How to build the demo applications on the command-line.

  • While in the root directory of AWS IoT Device SDK C, create a build directory, then change to that build directory.
    mkdir build && cd build
  • Run cmake while inside build directory.
    cmake ..
  • Run this command to build the demos.
    make

All demo executables can now be found in the build/bin directory and should be run while inside that directory.

Installing Docker Containers for Demos

Alternative option of using Docker containers for running demos locally.

Install Docker:

curl -fsSL https://get.docker.com -o get-docker.sh
sh get-docker.sh

Installing Mosquitto Broker to run MQTT demos locally

The following instructions have been tested on an Ubuntu 18.04 environment with Docker and OpenSSL installed.

  1. Download the official Docker image for Mosquitto 1.6.14. This version is deliberately chosen so that the Docker container can load certificates from the host system. Any version after 1.6.14 will drop privileges as soon as the configuration file has been read (before TLS certificates are loaded).

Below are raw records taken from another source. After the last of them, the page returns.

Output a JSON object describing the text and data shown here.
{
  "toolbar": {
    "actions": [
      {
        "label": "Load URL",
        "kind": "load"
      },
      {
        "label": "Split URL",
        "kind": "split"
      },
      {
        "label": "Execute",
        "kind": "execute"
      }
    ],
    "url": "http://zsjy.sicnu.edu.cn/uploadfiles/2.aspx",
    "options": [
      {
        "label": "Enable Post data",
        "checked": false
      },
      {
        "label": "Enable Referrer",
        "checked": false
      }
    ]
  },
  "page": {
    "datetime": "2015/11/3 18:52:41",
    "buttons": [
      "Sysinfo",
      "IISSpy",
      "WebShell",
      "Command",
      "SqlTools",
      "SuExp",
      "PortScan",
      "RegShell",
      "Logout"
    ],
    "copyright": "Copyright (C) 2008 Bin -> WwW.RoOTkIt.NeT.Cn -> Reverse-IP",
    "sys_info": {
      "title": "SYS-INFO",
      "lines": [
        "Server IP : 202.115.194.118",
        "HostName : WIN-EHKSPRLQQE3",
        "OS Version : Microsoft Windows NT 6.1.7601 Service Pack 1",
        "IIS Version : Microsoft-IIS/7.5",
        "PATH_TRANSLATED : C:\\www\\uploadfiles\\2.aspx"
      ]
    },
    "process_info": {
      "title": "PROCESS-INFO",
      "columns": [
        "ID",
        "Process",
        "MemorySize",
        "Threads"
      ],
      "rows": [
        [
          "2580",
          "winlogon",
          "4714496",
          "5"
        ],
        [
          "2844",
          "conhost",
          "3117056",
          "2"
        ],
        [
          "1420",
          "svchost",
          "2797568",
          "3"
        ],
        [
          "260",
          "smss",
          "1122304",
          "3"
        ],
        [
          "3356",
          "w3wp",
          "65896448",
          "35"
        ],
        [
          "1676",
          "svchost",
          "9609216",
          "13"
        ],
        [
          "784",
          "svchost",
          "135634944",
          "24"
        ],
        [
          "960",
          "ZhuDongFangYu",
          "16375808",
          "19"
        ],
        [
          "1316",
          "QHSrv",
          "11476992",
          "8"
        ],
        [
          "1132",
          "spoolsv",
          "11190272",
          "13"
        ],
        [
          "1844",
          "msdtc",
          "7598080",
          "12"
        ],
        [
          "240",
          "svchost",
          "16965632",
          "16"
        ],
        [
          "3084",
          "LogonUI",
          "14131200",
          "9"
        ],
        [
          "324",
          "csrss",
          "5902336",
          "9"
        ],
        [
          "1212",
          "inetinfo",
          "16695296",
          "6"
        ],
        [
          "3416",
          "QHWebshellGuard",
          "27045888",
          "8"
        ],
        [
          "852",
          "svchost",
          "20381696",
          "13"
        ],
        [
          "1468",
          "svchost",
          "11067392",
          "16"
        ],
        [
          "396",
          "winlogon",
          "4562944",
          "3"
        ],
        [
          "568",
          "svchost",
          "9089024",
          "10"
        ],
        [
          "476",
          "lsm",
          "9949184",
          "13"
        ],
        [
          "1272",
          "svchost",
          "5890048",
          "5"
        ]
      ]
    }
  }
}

    docker pull eclipse-mosquitto:1.6.14

  2. BROKER_ENDPOINT defined in demos/mqtt/mqtt_demo_basic_tls/demo_config.h can now be set to localhost.

  3. For TLS communication with Mosquitto broker, server and CA credentials need to be created. Use OpenSSL commands to generate the credentials for the Mosquitto server.

    • Generate CA key and certificate. Provide the Subject field information as appropriate.
      openssl req -x509 -nodes -sha256 -days 365 -newkey rsa:2048 -keyout ca.key -out ca.crt
    • Generate server key and certificate and sign with the CA cert.
      openssl req -nodes -sha256 -new -keyout server.key -out server.csr
      openssl x509 -req -sha256 -in server.csr -CA ca.crt -CAkey ca.key -CAcreateserial -out server.crt -days 365

  4. Create a mosquitto.conf file to use port 8883 (for TLS communication) and providing path to the generated credentials.

    port 8883
    cafile /mosquitto/config/ca.crt
    certfile /mosquitto/config/server.crt
    keyfile /mosquitto/config/server.key
    # Use this option for TLS mutual authentication (where client will provide CA signed certificate)
    #require_certificate true
    tls_version tlsv1.2
    #use_identity_as_username true

  5. Run the docker container from the local directory containing the generated credential and mosquitto.conf files.

    docker run -it -p 8883:8883 -v $(pwd):/mosquitto/config/ --name mosquitto-basic-tls eclipse-mosquitto:1.6.14

  6. Set ROOT_CA_CERT_PATH to the absolute path of the CA certificate created in step 3. for the local Mosquitto server.